Maar na de zondeval gaf Satan zijn engelen opdracht een bijzondere inspanning te doen om de mensen het geloof in de natuurlijke onsterfe­lijkheid in te prenten. Als ze de mensen zo ver hadden gekregen dat ze deze dwaling aannamen, moesten ze hen ook nog influisteren dat de ongelovigen eeuwig gepijnigd zouden worden.

Daarom stelt de vorst van de duisternis alles in het werk om God voor een wraak­zuchtige tiran te laten doorgaan. Satan beweert ook dat God allen die Hem niet welgevallig zijn in de hel werpt, waar ze zijn gramschap voor eeuwig zullen ondergaan en dat hun Schepper, terwijl zij daar een onbeschrijfelijke angst doorstaan en in de eeuwige vlammen krimpen van pijn, met voldoening op hen neerblikt.

Op die manier schrijft de aartsvijand zijn eigen kenmerken toe aan de Schepper en Weldoener van de mensheid. Wreedheid is satanisch. God is liefde. Alles wat God ge­schapen had was rein, heilig en lieflijk tot het ogenblik dat de zonde haar intrede deed door de eerste grote opstandeling.

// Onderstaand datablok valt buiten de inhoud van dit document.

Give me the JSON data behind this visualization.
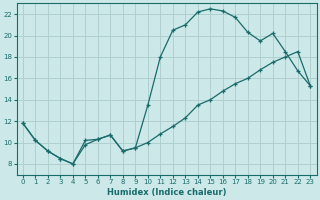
{
  "title": "",
  "xlabel": "Humidex (Indice chaleur)",
  "ylabel": "",
  "bg_color": "#cce8e8",
  "line_color": "#1a6b6b",
  "grid_color": "#b0d0d0",
  "xlim": [
    -0.5,
    23.5
  ],
  "ylim": [
    7,
    23
  ],
  "yticks": [
    8,
    10,
    12,
    14,
    16,
    18,
    20,
    22
  ],
  "xticks": [
    0,
    1,
    2,
    3,
    4,
    5,
    6,
    7,
    8,
    9,
    10,
    11,
    12,
    13,
    14,
    15,
    16,
    17,
    18,
    19,
    20,
    21,
    22,
    23
  ],
  "line1_x": [
    0,
    1,
    2,
    3,
    4,
    5,
    6,
    7,
    8,
    9,
    10,
    11,
    12,
    13,
    14,
    15,
    16,
    17,
    18,
    19,
    20,
    21,
    22,
    23
  ],
  "line1_y": [
    11.8,
    10.2,
    9.2,
    8.5,
    8.0,
    10.2,
    10.3,
    10.7,
    9.2,
    9.5,
    13.5,
    18.0,
    20.5,
    21.0,
    22.2,
    22.5,
    22.3,
    21.7,
    20.3,
    19.5,
    20.2,
    18.5,
    16.7,
    15.3
  ],
  "line2_x": [
    0,
    1,
    2,
    3,
    4,
    5,
    6,
    7,
    8,
    9,
    10,
    11,
    12,
    13,
    14,
    15,
    16,
    17,
    18,
    19,
    20,
    21,
    22,
    23
  ],
  "line2_y": [
    11.8,
    10.2,
    9.2,
    8.5,
    8.0,
    9.8,
    10.3,
    10.7,
    9.2,
    9.5,
    10.0,
    10.8,
    11.5,
    12.3,
    13.5,
    14.0,
    14.8,
    15.5,
    16.0,
    16.8,
    17.5,
    18.0,
    18.5,
    15.3
  ]
}
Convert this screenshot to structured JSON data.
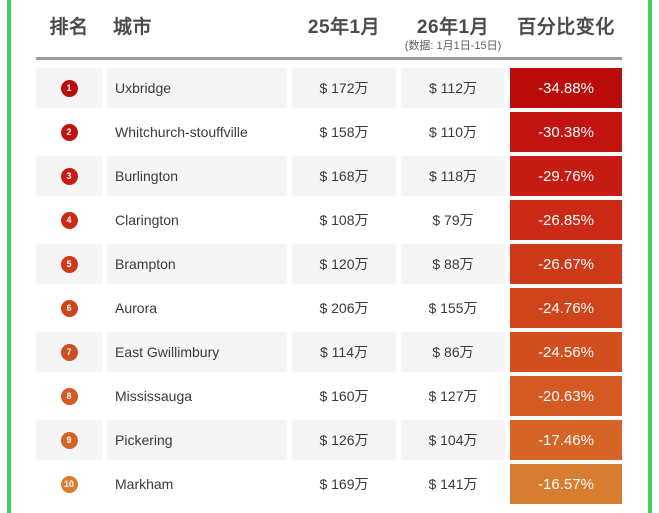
{
  "colors": {
    "frame_border": "#3fd05f",
    "header_text": "#4b4b4b",
    "separator": "#9b9b9b",
    "row_alt_bg": "#f5f5f5",
    "body_text": "#3a3a3a",
    "pct_text": "#ffffff"
  },
  "table": {
    "headers": {
      "rank": "排名",
      "city": "城市",
      "col_2025": "25年1月",
      "col_2026": "26年1月",
      "col_2026_note": "(数据: 1月1日-15日)",
      "pct": "百分比变化"
    },
    "rows": [
      {
        "rank": "1",
        "city": "Uxbridge",
        "p2025": "$ 172万",
        "p2026": "$ 112万",
        "pct": "-34.88%",
        "color": "#ba0c0a"
      },
      {
        "rank": "2",
        "city": "Whitchurch-stouffville",
        "p2025": "$ 158万",
        "p2026": "$ 110万",
        "pct": "-30.38%",
        "color": "#c11410"
      },
      {
        "rank": "3",
        "city": "Burlington",
        "p2025": "$ 168万",
        "p2026": "$ 118万",
        "pct": "-29.76%",
        "color": "#c61c13"
      },
      {
        "rank": "4",
        "city": "Clarington",
        "p2025": "$ 108万",
        "p2026": "$ 79万",
        "pct": "-26.85%",
        "color": "#cb2b16"
      },
      {
        "rank": "5",
        "city": "Brampton",
        "p2025": "$ 120万",
        "p2026": "$ 88万",
        "pct": "-26.67%",
        "color": "#ce3919"
      },
      {
        "rank": "6",
        "city": "Aurora",
        "p2025": "$ 206万",
        "p2026": "$ 155万",
        "pct": "-24.76%",
        "color": "#d0441c"
      },
      {
        "rank": "7",
        "city": "East Gwillimbury",
        "p2025": "$ 114万",
        "p2026": "$ 86万",
        "pct": "-24.56%",
        "color": "#d14e1f"
      },
      {
        "rank": "8",
        "city": "Mississauga",
        "p2025": "$ 160万",
        "p2026": "$ 127万",
        "pct": "-20.63%",
        "color": "#d45923"
      },
      {
        "rank": "9",
        "city": "Pickering",
        "p2025": "$ 126万",
        "p2026": "$ 104万",
        "pct": "-17.46%",
        "color": "#d56427"
      },
      {
        "rank": "10",
        "city": "Markham",
        "p2025": "$ 169万",
        "p2026": "$ 141万",
        "pct": "-16.57%",
        "color": "#d87d2f"
      }
    ]
  },
  "chart_data": {
    "type": "table",
    "title": "",
    "columns": [
      "排名",
      "城市",
      "25年1月",
      "26年1月 (数据: 1月1日-15日)",
      "百分比变化"
    ],
    "unit": "万 (CAD $10,000)",
    "rows": [
      {
        "rank": 1,
        "city": "Uxbridge",
        "jan_2025": 172,
        "jan_2026": 112,
        "pct_change": -34.88
      },
      {
        "rank": 2,
        "city": "Whitchurch-stouffville",
        "jan_2025": 158,
        "jan_2026": 110,
        "pct_change": -30.38
      },
      {
        "rank": 3,
        "city": "Burlington",
        "jan_2025": 168,
        "jan_2026": 118,
        "pct_change": -29.76
      },
      {
        "rank": 4,
        "city": "Clarington",
        "jan_2025": 108,
        "jan_2026": 79,
        "pct_change": -26.85
      },
      {
        "rank": 5,
        "city": "Brampton",
        "jan_2025": 120,
        "jan_2026": 88,
        "pct_change": -26.67
      },
      {
        "rank": 6,
        "city": "Aurora",
        "jan_2025": 206,
        "jan_2026": 155,
        "pct_change": -24.76
      },
      {
        "rank": 7,
        "city": "East Gwillimbury",
        "jan_2025": 114,
        "jan_2026": 86,
        "pct_change": -24.56
      },
      {
        "rank": 8,
        "city": "Mississauga",
        "jan_2025": 160,
        "jan_2026": 127,
        "pct_change": -20.63
      },
      {
        "rank": 9,
        "city": "Pickering",
        "jan_2025": 126,
        "jan_2026": 104,
        "pct_change": -17.46
      },
      {
        "rank": 10,
        "city": "Markham",
        "jan_2025": 169,
        "jan_2026": 141,
        "pct_change": -16.57
      }
    ]
  }
}
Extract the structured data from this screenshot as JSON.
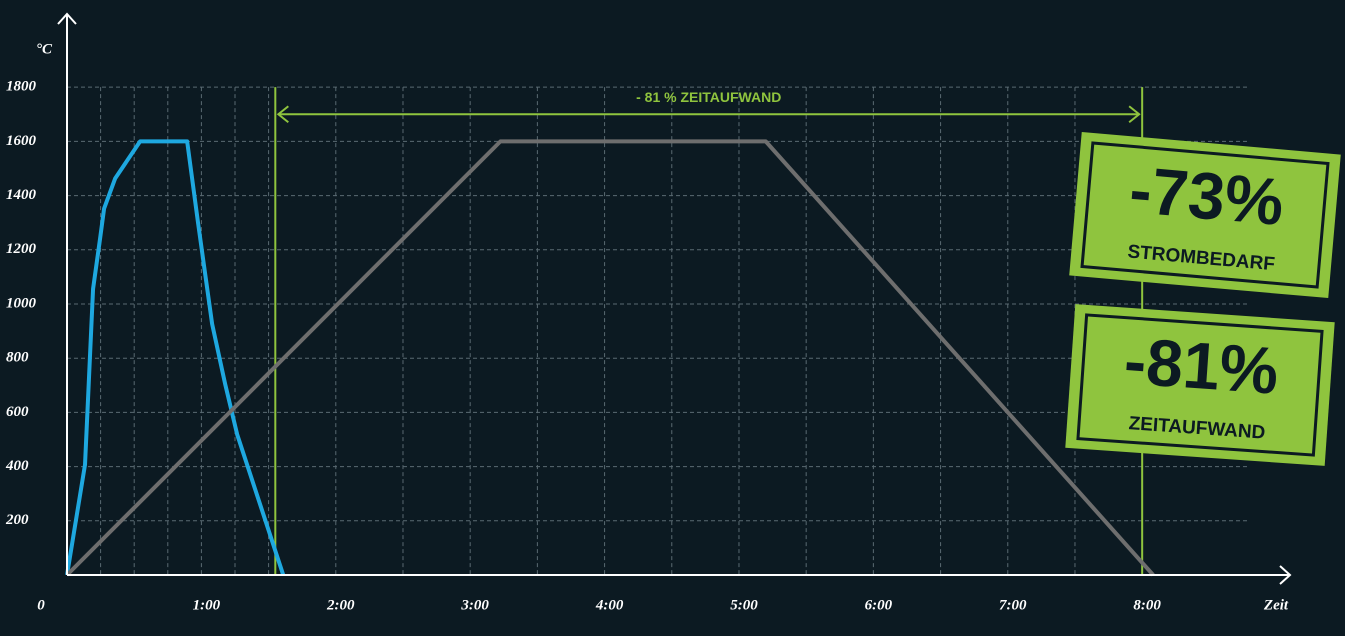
{
  "chart_data": {
    "type": "line",
    "x_label": "Zeit",
    "y_label": "°C",
    "xlim": [
      0,
      9.1
    ],
    "ylim": [
      0,
      2070
    ],
    "xticks": [
      0,
      {
        "value": 1,
        "label": "1:00"
      },
      {
        "value": 2,
        "label": "2:00"
      },
      {
        "value": 3,
        "label": "3:00"
      },
      {
        "value": 4,
        "label": "4:00"
      },
      {
        "value": 5,
        "label": "5:00"
      },
      {
        "value": 6,
        "label": "6:00"
      },
      {
        "value": 7,
        "label": "7:00"
      },
      {
        "value": 8,
        "label": "8:00"
      }
    ],
    "xgrid": [
      0.25,
      0.5,
      0.75,
      1,
      1.25,
      1.5,
      2,
      2.5,
      3,
      3.5,
      4,
      4.5,
      5,
      5.5,
      6,
      6.5,
      7,
      7.5,
      8
    ],
    "yticks": [
      200,
      400,
      600,
      800,
      1000,
      1200,
      1400,
      1600,
      1800
    ],
    "grid": true,
    "series": [
      {
        "color": "#1ea8e0",
        "x": [
          0,
          0.134,
          0.194,
          0.246,
          0.276,
          0.358,
          0.544,
          0.894,
          0.976,
          1.08,
          1.177,
          1.266,
          1.609
        ],
        "values": [
          0,
          407,
          1056,
          1241,
          1352,
          1463,
          1600,
          1600,
          1296,
          926,
          704,
          519,
          0
        ]
      },
      {
        "color": "#6e6e6e",
        "x": [
          0,
          3.225,
          5.199,
          8.082
        ],
        "values": [
          0,
          1600,
          1600,
          0
        ]
      }
    ],
    "markers": {
      "color": "#8fc43e",
      "x": [
        1.55,
        8.0
      ],
      "label": "- 81 % ZEITAUFWAND",
      "label_y": 1700
    },
    "stamps": [
      {
        "value": "-73%",
        "caption": "STROMBEDARF"
      },
      {
        "value": "-81%",
        "caption": "ZEITAUFWAND"
      }
    ]
  }
}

Ook vandaag probeert Satan mensen te overwinnen zoals hij het eerste mensenpaar heeft overwinnen door hun vertrouwen in hun Schepper aan het wankelen te brengen en ze te doen twijfelen aan de wijsheid van zijn heerschappij en aan de rechtvaardigheid van zijn wetten. Om hun eigen boosheid en opstandigheid te rechtvaardigen, stellen Satan en zijn afgezanten God nog slechter voor dan zij zelf zijn.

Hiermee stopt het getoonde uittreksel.